Reverse SIP: Creating a Regular Cash Flow with SWP
While an SIP is used to accumulate wealth, a Systematic Withdrawal Plan (SWP) is its functional opposite. It allows you to withdraw a fixed amount of money from your mutual fund corpus at regular intervals (monthly, quarterly, or annually). For retirees or those looking for a secondary income stream in India, SWP is often superior to traditional Fixed Deposits (FDs) due to its higher tax efficiency and flexibility.
The Tax Advantage of SWP
In a Fixed Deposit, the entire interest earned is taxable as per your income slab. In an SWP, only the 'capital gains' portion of the withdrawal is taxed. For example, if you withdraw ₹10,000 and the profit portion in that is only ₹2,000, you only pay tax on that ₹2,000. If held for more than a year in equity funds, you benefit from LTCG rates, which are significantly lower than high-income tax slabs.

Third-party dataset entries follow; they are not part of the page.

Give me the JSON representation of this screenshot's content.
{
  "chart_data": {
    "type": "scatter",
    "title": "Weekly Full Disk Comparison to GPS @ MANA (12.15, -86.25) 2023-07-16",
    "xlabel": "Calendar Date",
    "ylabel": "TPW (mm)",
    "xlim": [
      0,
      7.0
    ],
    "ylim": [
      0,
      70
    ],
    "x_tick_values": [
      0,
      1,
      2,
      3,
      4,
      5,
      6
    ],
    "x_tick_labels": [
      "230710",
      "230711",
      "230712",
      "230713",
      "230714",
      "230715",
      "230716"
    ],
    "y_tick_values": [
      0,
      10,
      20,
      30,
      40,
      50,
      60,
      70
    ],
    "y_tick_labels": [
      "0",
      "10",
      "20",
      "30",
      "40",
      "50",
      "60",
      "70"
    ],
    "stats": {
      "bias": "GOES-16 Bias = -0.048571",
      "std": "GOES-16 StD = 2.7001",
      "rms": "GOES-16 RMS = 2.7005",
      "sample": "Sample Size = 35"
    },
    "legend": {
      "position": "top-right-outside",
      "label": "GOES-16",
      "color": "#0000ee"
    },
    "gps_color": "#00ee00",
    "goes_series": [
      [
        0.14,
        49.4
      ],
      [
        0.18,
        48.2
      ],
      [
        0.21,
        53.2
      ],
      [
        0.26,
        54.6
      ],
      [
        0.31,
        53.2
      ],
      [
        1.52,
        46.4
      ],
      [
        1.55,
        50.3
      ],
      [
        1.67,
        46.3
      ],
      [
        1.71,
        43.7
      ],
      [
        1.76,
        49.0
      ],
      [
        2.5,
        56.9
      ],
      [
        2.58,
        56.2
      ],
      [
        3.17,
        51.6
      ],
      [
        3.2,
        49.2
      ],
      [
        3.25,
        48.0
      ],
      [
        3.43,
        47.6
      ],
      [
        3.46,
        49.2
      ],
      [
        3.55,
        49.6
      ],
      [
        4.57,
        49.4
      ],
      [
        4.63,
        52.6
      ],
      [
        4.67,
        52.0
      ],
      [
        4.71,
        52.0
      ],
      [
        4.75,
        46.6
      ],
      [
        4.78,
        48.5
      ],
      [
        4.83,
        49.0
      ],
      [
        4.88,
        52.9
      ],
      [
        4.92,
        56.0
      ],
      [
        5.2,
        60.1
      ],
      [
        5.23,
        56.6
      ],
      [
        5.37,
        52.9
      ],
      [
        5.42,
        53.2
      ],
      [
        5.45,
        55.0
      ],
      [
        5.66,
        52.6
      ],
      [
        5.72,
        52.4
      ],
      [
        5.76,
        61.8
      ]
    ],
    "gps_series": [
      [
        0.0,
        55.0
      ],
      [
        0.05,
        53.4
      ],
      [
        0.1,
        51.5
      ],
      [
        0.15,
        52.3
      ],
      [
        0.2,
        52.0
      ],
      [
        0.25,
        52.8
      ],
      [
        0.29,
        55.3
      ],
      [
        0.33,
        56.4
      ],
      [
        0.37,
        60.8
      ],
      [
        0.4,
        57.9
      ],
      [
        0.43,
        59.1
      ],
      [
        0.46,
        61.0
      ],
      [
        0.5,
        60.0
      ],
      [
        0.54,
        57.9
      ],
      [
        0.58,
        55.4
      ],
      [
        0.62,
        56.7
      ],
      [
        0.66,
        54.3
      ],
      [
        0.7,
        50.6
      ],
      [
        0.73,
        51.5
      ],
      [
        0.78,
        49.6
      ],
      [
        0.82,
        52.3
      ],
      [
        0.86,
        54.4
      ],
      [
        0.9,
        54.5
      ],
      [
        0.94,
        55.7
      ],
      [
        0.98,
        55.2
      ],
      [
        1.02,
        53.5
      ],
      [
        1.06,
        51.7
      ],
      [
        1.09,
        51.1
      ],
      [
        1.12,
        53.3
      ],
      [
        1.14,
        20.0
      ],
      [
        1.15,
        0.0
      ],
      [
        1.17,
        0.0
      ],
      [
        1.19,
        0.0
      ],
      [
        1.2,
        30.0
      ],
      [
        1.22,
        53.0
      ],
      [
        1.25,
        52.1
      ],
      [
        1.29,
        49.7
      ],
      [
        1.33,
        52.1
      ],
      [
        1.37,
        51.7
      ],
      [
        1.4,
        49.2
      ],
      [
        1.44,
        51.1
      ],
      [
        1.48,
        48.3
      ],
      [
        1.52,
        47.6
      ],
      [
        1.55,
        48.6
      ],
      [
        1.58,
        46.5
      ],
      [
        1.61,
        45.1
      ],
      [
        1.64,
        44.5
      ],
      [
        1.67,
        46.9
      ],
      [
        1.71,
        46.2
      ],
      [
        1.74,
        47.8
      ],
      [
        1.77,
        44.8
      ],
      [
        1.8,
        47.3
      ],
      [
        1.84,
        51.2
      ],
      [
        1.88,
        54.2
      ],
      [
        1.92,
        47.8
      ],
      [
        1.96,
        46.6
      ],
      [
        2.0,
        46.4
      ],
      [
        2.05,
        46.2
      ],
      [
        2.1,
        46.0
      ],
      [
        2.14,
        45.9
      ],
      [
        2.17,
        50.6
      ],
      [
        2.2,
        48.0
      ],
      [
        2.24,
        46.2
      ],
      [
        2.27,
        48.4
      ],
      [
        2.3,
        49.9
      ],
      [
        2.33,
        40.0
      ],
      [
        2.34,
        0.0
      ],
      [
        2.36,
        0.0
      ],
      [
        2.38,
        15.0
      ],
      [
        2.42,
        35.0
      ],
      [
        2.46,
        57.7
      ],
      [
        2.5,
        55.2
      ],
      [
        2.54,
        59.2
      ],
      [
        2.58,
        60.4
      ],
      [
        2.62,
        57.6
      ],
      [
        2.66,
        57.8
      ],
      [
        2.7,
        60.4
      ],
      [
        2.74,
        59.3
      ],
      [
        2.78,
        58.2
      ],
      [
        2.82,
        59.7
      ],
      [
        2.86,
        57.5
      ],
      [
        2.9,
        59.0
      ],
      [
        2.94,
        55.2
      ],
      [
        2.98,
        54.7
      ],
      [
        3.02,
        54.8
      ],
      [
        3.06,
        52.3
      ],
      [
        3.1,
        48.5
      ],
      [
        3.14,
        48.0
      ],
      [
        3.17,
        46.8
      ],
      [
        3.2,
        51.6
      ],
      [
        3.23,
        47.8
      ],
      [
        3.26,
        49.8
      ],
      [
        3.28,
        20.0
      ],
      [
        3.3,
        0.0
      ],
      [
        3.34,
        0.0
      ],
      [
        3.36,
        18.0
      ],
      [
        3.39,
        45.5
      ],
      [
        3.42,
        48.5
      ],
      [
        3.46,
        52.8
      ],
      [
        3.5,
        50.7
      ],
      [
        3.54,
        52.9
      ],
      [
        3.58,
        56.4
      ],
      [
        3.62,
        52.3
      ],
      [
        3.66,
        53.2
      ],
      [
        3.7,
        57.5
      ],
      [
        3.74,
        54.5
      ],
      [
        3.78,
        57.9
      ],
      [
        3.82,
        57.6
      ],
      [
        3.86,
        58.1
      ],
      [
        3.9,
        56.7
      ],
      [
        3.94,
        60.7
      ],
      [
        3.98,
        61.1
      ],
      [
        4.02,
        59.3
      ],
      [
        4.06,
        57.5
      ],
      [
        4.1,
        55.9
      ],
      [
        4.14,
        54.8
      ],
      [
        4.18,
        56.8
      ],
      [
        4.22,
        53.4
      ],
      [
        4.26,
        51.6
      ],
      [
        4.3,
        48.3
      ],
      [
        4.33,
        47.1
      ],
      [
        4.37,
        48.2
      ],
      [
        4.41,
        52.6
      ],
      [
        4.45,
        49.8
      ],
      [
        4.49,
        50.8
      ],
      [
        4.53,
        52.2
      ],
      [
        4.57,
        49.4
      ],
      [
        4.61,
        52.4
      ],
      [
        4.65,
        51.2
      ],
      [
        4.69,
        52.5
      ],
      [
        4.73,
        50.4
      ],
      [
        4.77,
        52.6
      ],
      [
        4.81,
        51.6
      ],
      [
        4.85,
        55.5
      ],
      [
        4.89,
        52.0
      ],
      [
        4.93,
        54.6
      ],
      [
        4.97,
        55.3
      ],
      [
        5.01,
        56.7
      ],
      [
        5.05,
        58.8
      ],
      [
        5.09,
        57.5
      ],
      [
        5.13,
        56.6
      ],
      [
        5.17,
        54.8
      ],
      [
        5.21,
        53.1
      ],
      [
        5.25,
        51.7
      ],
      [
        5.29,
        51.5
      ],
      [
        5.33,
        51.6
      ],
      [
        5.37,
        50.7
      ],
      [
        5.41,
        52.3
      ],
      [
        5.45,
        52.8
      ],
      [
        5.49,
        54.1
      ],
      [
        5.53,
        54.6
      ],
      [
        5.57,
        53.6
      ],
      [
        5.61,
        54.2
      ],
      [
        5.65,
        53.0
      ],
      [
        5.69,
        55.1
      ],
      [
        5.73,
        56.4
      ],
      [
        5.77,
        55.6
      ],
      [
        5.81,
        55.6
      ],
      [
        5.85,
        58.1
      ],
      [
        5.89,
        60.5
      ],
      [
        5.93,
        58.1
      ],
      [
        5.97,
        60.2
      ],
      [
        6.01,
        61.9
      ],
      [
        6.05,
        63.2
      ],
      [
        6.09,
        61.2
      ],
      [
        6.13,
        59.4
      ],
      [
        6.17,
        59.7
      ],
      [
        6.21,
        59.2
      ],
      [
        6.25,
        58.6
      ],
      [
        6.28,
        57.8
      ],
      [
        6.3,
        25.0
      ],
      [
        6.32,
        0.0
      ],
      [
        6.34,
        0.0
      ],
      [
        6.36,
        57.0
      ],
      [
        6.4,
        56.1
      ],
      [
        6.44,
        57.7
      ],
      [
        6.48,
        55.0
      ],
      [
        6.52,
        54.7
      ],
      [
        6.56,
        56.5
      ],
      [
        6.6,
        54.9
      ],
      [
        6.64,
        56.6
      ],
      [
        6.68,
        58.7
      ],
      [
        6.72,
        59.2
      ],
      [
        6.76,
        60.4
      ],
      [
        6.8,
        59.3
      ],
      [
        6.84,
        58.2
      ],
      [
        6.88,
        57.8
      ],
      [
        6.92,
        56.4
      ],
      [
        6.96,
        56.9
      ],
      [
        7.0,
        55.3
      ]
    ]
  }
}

Managing Market Volatility
A key strategy for a successful SWP is choosing the right fund. Most financial planners recommend starting an SWP from 'Hybrid' or 'Debt' funds rather than pure 'Small Cap' funds to avoid withdrawing large chunks of units during market downturns. This ensures your remaining corpus continues to grow while providing you with the necessary liquidity.